Un brano intenso, dalle mille sfaccettature e dalle tante chiavi di lettura, che conferma il talento di un artista italiano fine e attento, capace di descrivere a fondo le vere emozioni umane. In un mondo che corre e muta troppo in fretta, che ci costringe a voltare pagina con poca armoni, le parole di Simone Pittarello restano e colpiscono nel profondo.
Simone Pittarello, di cosa parla il brano?
Nato alle 5:35 del mattino del 30 marzo 2007, dopo una notte di bicchieri vuoti e pensieri pieni, il nuovo singolo di Simone Pittarello – “Saran campi verdi da dimenticare” – è uno di quei pezzi che non invecchiano: si evolvono. Negli anni ha cambiato pelle più volte, fino ad arrivare a questa versione definitiva, suonata interamente dallo stesso Pittarello tra le mura della sua casa-studio di Padova, con pianoforte, chitarra, contrabbasso, organo e tromba. Tutto suonato a mano, niente plug-in a salvarci dal dolore. Il brano racconta, con cruda sincerità e una certa poesia disillusa, cosa resta di noi dopo certe perdite. Quelle che azzerano il paesaggio, che svuotano il cielo:
“A che serve questo cielo? A che servono le stelle?
Se ti ho persa per davvero, non han più senso neanche quelle.”

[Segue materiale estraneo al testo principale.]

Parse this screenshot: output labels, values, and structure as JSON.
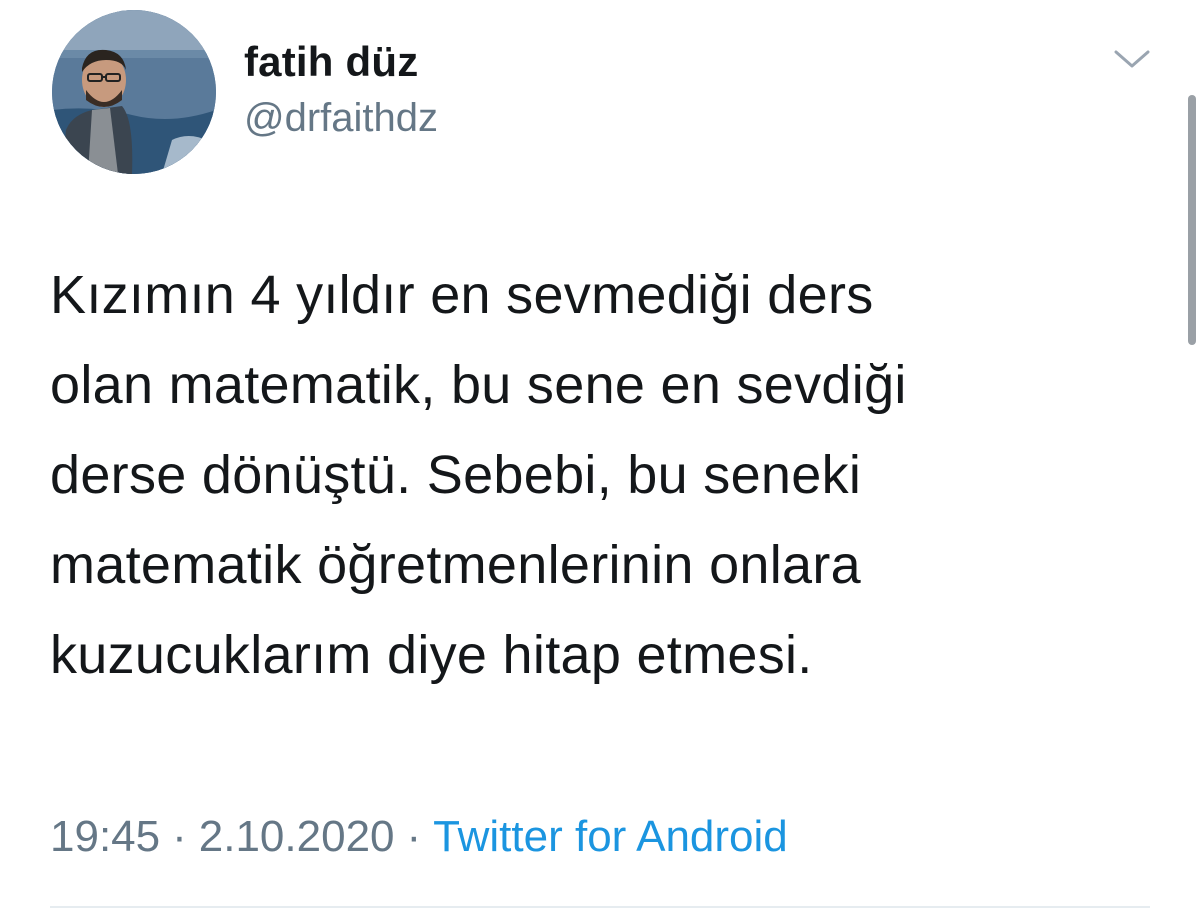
{
  "author": {
    "display_name": "fatih düz",
    "handle": "@drfaithdz",
    "avatar_icon": "profile-photo"
  },
  "menu": {
    "icon": "chevron-down-icon"
  },
  "tweet": {
    "lines": [
      "Kızımın 4 yıldır en sevmediği ders",
      "olan matematik, bu sene en sevdiği",
      "derse dönüştü. Sebebi, bu seneki",
      "matematik öğretmenlerinin onlara",
      "kuzucuklarım diye hitap etmesi."
    ]
  },
  "meta": {
    "time": "19:45",
    "separator": "·",
    "date": "2.10.2020",
    "source": "Twitter for Android"
  },
  "colors": {
    "text": "#14171a",
    "secondary": "#657786",
    "link": "#1b95e0",
    "divider": "#e6ecf0"
  }
}
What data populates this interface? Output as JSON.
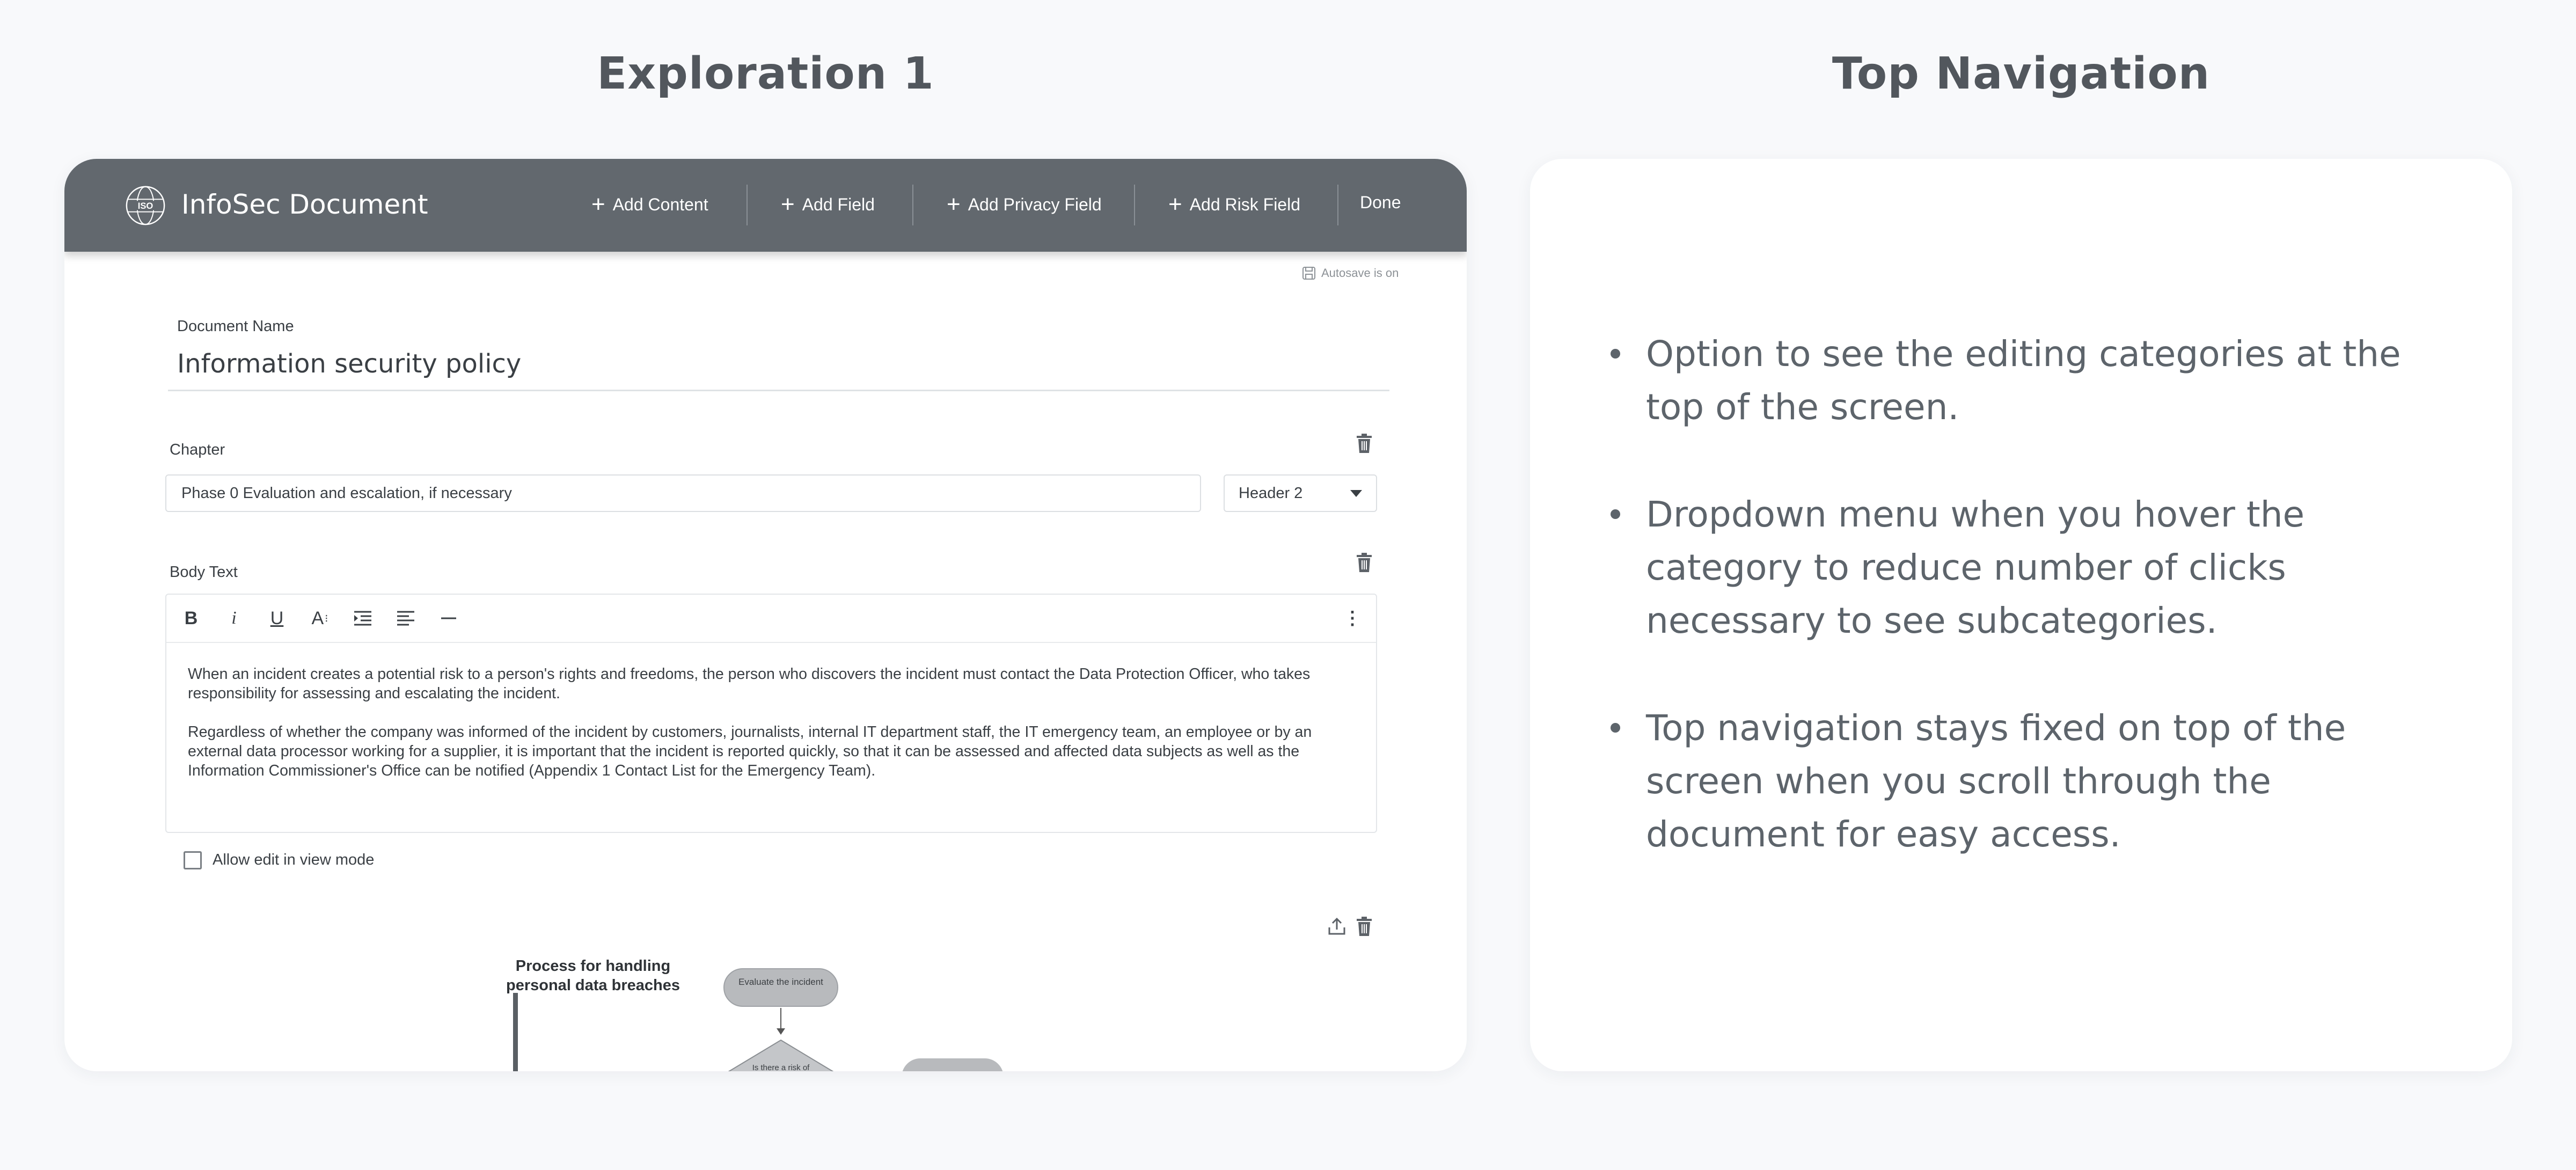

Eppure non è solo una canzone triste. È un pezzo che, pur affondando le mani nella malinconia, alza un sopracciglio ironico, come a dire: ci siamo passati tutti, no? C’è un sarcasmo gentile che affiora tra le note, una specie di rassegnazione elegante, che preferisce suonare dal vivo i propri demoni invece che farli mixare da altri.Un lento intimo e corposo, che non grida mai, ma ti costringe ad ascoltarlo. Una ballata sospesa tra carne e spirito, dove la nostalgia si fa vibrazione, e la mancanza diventa una sorta di quieta bellezza. Un invito a rallentare, in un mondo che va sempre più veloce ma dice sempre meno.
Chi è Simone Pittarello
Come già puntualizzato, Simone Pittarello è un cantautore e polistrumentista padovano attivo dalla fine degli anni ’90. Inizia come turnista e docente di batteria, per poi dedicarsi alla scrittura di brani inediti dal 2005. Suona una vasta gamma di strumenti (batteria, chitarra, basso, pianoforte, tromba, voce) e ha collaborato a oltre 35 progetti musicali, tra album solisti e collettivi. Nel corso della sua carriera ha affiancato alla musica un’importante ricerca vocale, culminata nel lavoro “La Voce Libera” in collaborazione con il CNR di Padova. Dal 2009 insegna canto e porta avanti un’attività artistica che spazia dal cantautorato al rock, con testi visionari e sonorità versatili.
Nel 2013 vince tre premi al concorso nazionale “Note d’Autore” e nel 2014 il suo disco “Esco un attimo” viene candidato al Premio Tenco. Collabora poi con Universal Music e Palbert Music per un EP prodotto da Klaus Bonoldi.Dopo esperienze in band come Recattivo e Il Coro del Giardino dei Marmi, nel 2023 torna da solista con l’album “Lo Sconosciuto”. Tra il 2023 e il 2025 pubblica con Sorry Mom! vari singoli, tra cui Kalinera, Il senso della pausa, Passa al locale, Manca lo scalino! e Spaventosa azione a distanza, fino alla riedizione di Saran campi verdi da dimenticare nel giugno 2025: una dedica intima ed accorata con ambientazioni folk ed atmosfera retrò. Oggi continua a insegnare canto, collaborare con altri musicisti e pubblicare nuovi brani e raccolte poetiche.